Heinz also recommends expanding reduced fare options for low-income customers. The MBTA currently offers discounts to middle and high school students, seniors aged 65 and older, and disabled passengers, he notes, but low-income options are available only for young adults ages 18 to 25. Proportionally, America’s lowest earners spend more on transportation costs than the nation’s highest earners; offering reduced MBTA fares to older adults from households at or below 200% of the federal poverty level (currently defined as $27,750 for a family of four) would help alleviate this burden, saving each rider about $500 annually. Discounting fares, Heinz says, is therefore an “ideal mechanism for demonstrating the MBTA’s commitment to social equity.”
He also believes the MBTA could partner with members of Boston’s business community to integrate public infrastructure and private development, as they did with New Balance in 2015, when the athletic company paid $20 million to build a commuter rail station at its headquarters in Brighton. “Affordable, reliable public transportation is essential for a thriving economy,” Heinz says, citing a report from nonprofit A Better City indicating that areas served by the MBTA house 74% of all jobs in the state and generate 84% of Massachusetts’ gross domestic product. “By providing capital investments for public transportation, companies can boost productivity among their own workers while simultaneously strengthening the local economy.”

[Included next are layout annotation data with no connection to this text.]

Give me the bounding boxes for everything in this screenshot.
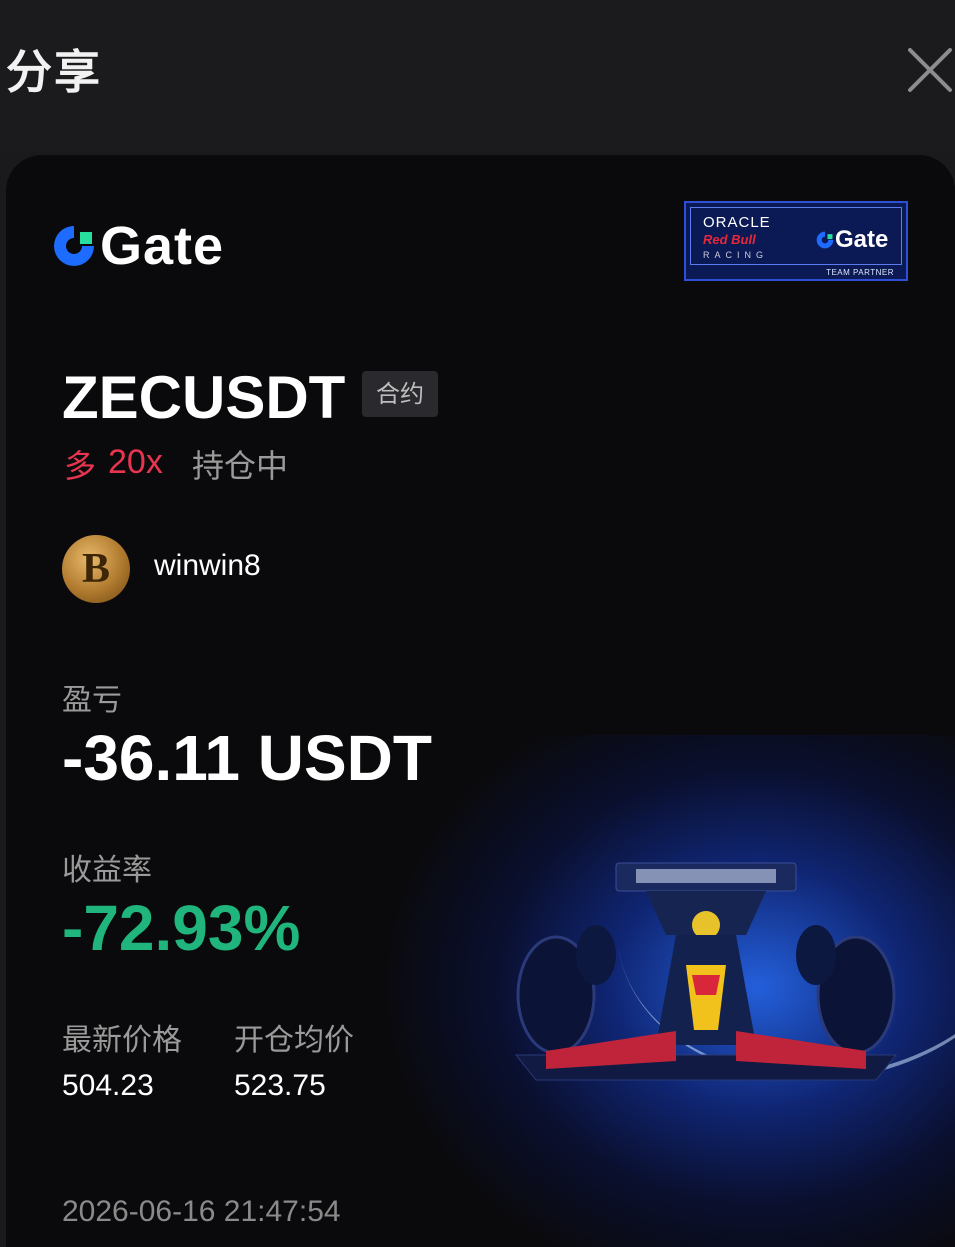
entry-price-value: 523.75 [234, 1069, 326, 1102]
username: winwin8 [154, 549, 261, 582]
close-icon[interactable] [904, 44, 955, 96]
position-direction: 多 [64, 447, 97, 485]
gate-logo-icon [816, 231, 834, 249]
timestamp: 2026-06-16 21:47:54 [62, 1195, 341, 1228]
gate-logo: Gate [50, 215, 224, 277]
share-card: Gate ORACLE Red Bull RACING Gate TEAM PA… [6, 155, 955, 1247]
position-status: 持仓中 [192, 447, 289, 485]
partner-gate-text: Gate [835, 226, 889, 253]
partner-redbull-text: Red Bull [703, 232, 756, 247]
entry-price-label: 开仓均价 [234, 1023, 354, 1058]
position-leverage: 20x [108, 443, 163, 481]
partner-badge: ORACLE Red Bull RACING Gate TEAM PARTNER [684, 201, 908, 281]
partner-oracle-text: ORACLE [703, 214, 771, 231]
latest-price-value: 504.23 [62, 1069, 154, 1102]
page-title: 分享 [6, 45, 102, 99]
pnl-value: -36.11 USDT [62, 722, 432, 794]
partner-gate-logo: Gate [815, 226, 888, 254]
gate-logo-text: Gate [100, 216, 225, 276]
roi-label: 收益率 [62, 853, 152, 888]
pnl-label: 盈亏 [62, 683, 122, 718]
top-bar: 分享 [0, 0, 955, 150]
avatar-glyph: B [81, 546, 110, 592]
latest-price-label: 最新价格 [62, 1023, 182, 1058]
partner-racing-text: RACING [703, 250, 769, 260]
trading-pair: ZECUSDT [62, 364, 346, 431]
partner-footer-text: TEAM PARTNER [826, 268, 894, 277]
contract-tag: 合约 [362, 371, 438, 417]
f1-car-image [514, 862, 898, 1081]
roi-value: -72.93% [62, 892, 301, 964]
bitcoin-avatar-icon: B [62, 535, 130, 603]
gate-logo-icon [54, 226, 94, 266]
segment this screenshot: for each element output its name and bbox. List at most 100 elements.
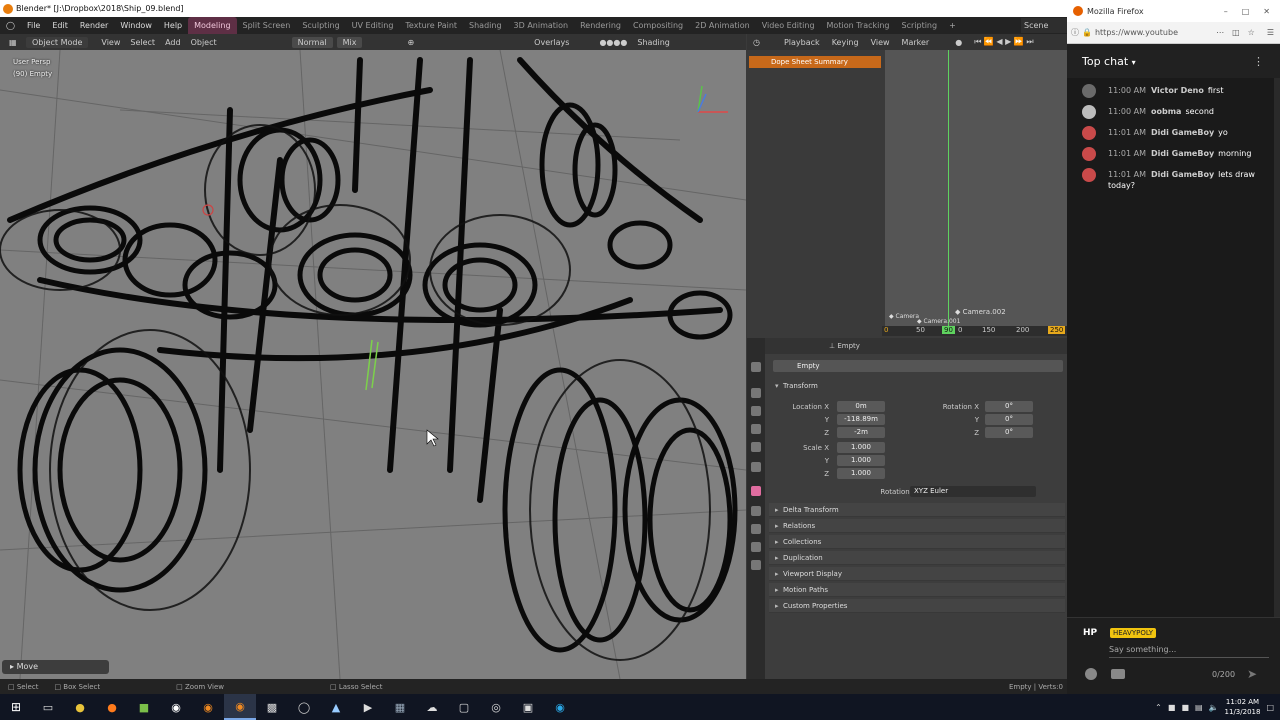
onedrive-icon[interactable]: ☁	[416, 694, 448, 720]
tab-sculpting[interactable]: Sculpting	[296, 17, 345, 34]
object-tab-icon[interactable]	[751, 486, 761, 496]
tray-chevron-icon[interactable]: ⌃	[1155, 703, 1162, 712]
superchat-icon[interactable]	[1111, 669, 1125, 679]
clock[interactable]: 11:02 AM 11/3/2018	[1225, 697, 1261, 717]
tool-tab-icon[interactable]	[751, 362, 761, 372]
start-button[interactable]: ⊞	[0, 694, 32, 720]
more-options-icon[interactable]: ⋮	[1253, 55, 1280, 68]
scene-tab-icon[interactable]	[751, 442, 761, 452]
menu-help[interactable]: Help	[158, 21, 188, 30]
tray-app-icon[interactable]: ■	[1168, 703, 1176, 712]
record-icon[interactable]: ●	[949, 38, 968, 47]
blend-mode-dropdown[interactable]: Mix	[336, 36, 363, 48]
tray-app-icon[interactable]: ■	[1181, 703, 1189, 712]
emoji-icon[interactable]	[1085, 668, 1097, 680]
world-tab-icon[interactable]	[751, 462, 761, 472]
skype-icon[interactable]: ◉	[544, 694, 576, 720]
maps-icon[interactable]: ◎	[480, 694, 512, 720]
menu-ds-view[interactable]: View	[865, 38, 896, 47]
menu-select[interactable]: Select	[125, 38, 160, 47]
notifications-icon[interactable]: □	[1266, 703, 1274, 712]
tab-uv-editing[interactable]: UV Editing	[346, 17, 400, 34]
panel-duplication[interactable]: ▸ Duplication	[769, 551, 1065, 565]
menu-add[interactable]: Add	[160, 38, 186, 47]
url-text[interactable]: https://www.youtube	[1095, 28, 1178, 37]
firefox-taskbar-icon[interactable]: ●	[96, 694, 128, 720]
scene-selector[interactable]: Scene	[1021, 18, 1067, 33]
frame-ruler[interactable]: 0 50 90 0 150 200 250	[882, 326, 1067, 336]
minimize-icon[interactable]: –	[1224, 7, 1228, 16]
orientation-dropdown[interactable]: Normal	[291, 36, 333, 48]
network-icon[interactable]: ▤	[1195, 703, 1203, 712]
shading-dropdown[interactable]: Shading	[632, 38, 675, 47]
mode-dropdown[interactable]: Object Mode	[26, 36, 89, 48]
tab-rendering[interactable]: Rendering	[574, 17, 627, 34]
message-author[interactable]: oobma	[1151, 107, 1181, 116]
scale-x-field[interactable]: 1.000	[837, 442, 885, 453]
close-icon[interactable]: ✕	[1263, 7, 1270, 16]
page-actions-icon[interactable]: ⋯	[1216, 28, 1224, 37]
chat-message-input[interactable]: Say something...	[1109, 645, 1269, 658]
menu-playback[interactable]: Playback	[778, 38, 826, 47]
tab-compositing[interactable]: Compositing	[627, 17, 689, 34]
data-tab-icon[interactable]	[751, 542, 761, 552]
3d-viewport[interactable]: ▦ Object Mode View Select Add Object Nor…	[0, 34, 746, 679]
location-x-field[interactable]: 0m	[837, 401, 885, 412]
volume-icon[interactable]: 🔈	[1209, 703, 1219, 712]
panel-viewport-display[interactable]: ▸ Viewport Display	[769, 567, 1065, 581]
info-icon[interactable]: ⓘ	[1071, 27, 1079, 38]
dope-sheet-summary[interactable]: Dope Sheet Summary	[749, 56, 881, 68]
marker-camera-001[interactable]: ◆ Camera.001	[917, 318, 960, 325]
rotation-x-field[interactable]: 0°	[985, 401, 1033, 412]
avatar[interactable]	[1082, 168, 1096, 182]
send-icon[interactable]: ➤	[1247, 667, 1257, 681]
snap-icon[interactable]: ⊕	[402, 38, 419, 47]
add-workspace-icon[interactable]: +	[943, 21, 962, 30]
menu-window[interactable]: Window	[114, 21, 158, 30]
obs-icon[interactable]: ◉	[160, 694, 192, 720]
tab-modeling[interactable]: Modeling	[188, 17, 237, 34]
marker-camera-002[interactable]: ◆ Camera.002	[955, 308, 1006, 316]
chat-mode-dropdown[interactable]: Top chat ▾	[1082, 55, 1136, 68]
message-author[interactable]: Didi GameBoy	[1151, 170, 1214, 179]
menu-object[interactable]: Object	[186, 38, 222, 47]
tab-split-screen[interactable]: Split Screen	[237, 17, 297, 34]
output-tab-icon[interactable]	[751, 406, 761, 416]
menu-edit[interactable]: Edit	[46, 21, 74, 30]
location-z-field[interactable]: -2m	[837, 427, 885, 438]
tab-motion-tracking[interactable]: Motion Tracking	[821, 17, 896, 34]
panel-delta-transform[interactable]: ▸ Delta Transform	[769, 503, 1065, 517]
maximize-icon[interactable]: □	[1242, 7, 1250, 16]
last-operation-panel[interactable]: ▸ Move	[2, 660, 109, 674]
message-author[interactable]: Didi GameBoy	[1151, 149, 1214, 158]
menu-file[interactable]: File	[21, 21, 46, 30]
app-icon[interactable]: ▦	[384, 694, 416, 720]
tab-shading[interactable]: Shading	[463, 17, 508, 34]
panel-custom-properties[interactable]: ▸ Custom Properties	[769, 599, 1065, 613]
avatar[interactable]	[1082, 147, 1096, 161]
tab-scripting[interactable]: Scripting	[896, 17, 944, 34]
dope-sheet-timeline[interactable]: ◆ Camera ◆ Camera.001 ◆ Camera.002	[885, 50, 1067, 330]
transform-panel-header[interactable]: ▾ Transform	[769, 379, 1065, 393]
message-author[interactable]: Didi GameBoy	[1151, 128, 1214, 137]
message-author[interactable]: Victor Deno	[1151, 86, 1204, 95]
panel-relations[interactable]: ▸ Relations	[769, 519, 1065, 533]
app-icon[interactable]: ▲	[320, 694, 352, 720]
editor-type-icon[interactable]: ▦	[4, 38, 22, 47]
tab-2d-animation[interactable]: 2D Animation	[689, 17, 756, 34]
notepad-icon[interactable]: ■	[128, 694, 160, 720]
avatar[interactable]	[1082, 84, 1096, 98]
rotation-z-field[interactable]: 0°	[985, 427, 1033, 438]
marker-camera[interactable]: ◆ Camera	[889, 313, 919, 320]
tab-texture-paint[interactable]: Texture Paint	[399, 17, 463, 34]
scale-y-field[interactable]: 1.000	[837, 455, 885, 466]
physics-tab-icon[interactable]	[751, 506, 761, 516]
menu-render[interactable]: Render	[74, 21, 114, 30]
task-view-icon[interactable]: ▭	[32, 694, 64, 720]
steam-icon[interactable]: ◯	[288, 694, 320, 720]
menu-keying[interactable]: Keying	[826, 38, 865, 47]
app-icon[interactable]: ▩	[256, 694, 288, 720]
dope-sheet-editor[interactable]: ◷ Playback Keying View Marker ● ⏮ ⏪ ◀ ▶ …	[747, 34, 1067, 338]
app-icon[interactable]: ▣	[512, 694, 544, 720]
chat-scrollbar[interactable]	[1274, 78, 1280, 617]
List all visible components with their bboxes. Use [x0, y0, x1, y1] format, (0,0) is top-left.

Heinz admits that, prior to embarking on his research project, he — like many Americans — wasn’t particularly concerned about issues he felt didn’t affect him personally. Now, he says, he appreciates the importance of civic engagement, and understands that all members of a community benefit when social inequities are acknowledged and addressed. “The treatment of a nation’s most vulnerable citizens is one of the greatest indicators of its strength,” Heinz says. He’s inspired to use the knowledge he’s gained at Bentley to advocate for change: “Lower-income communities in Massachusetts will continue to have limited opportunities for as long as public transportation remains a peripheral issue.”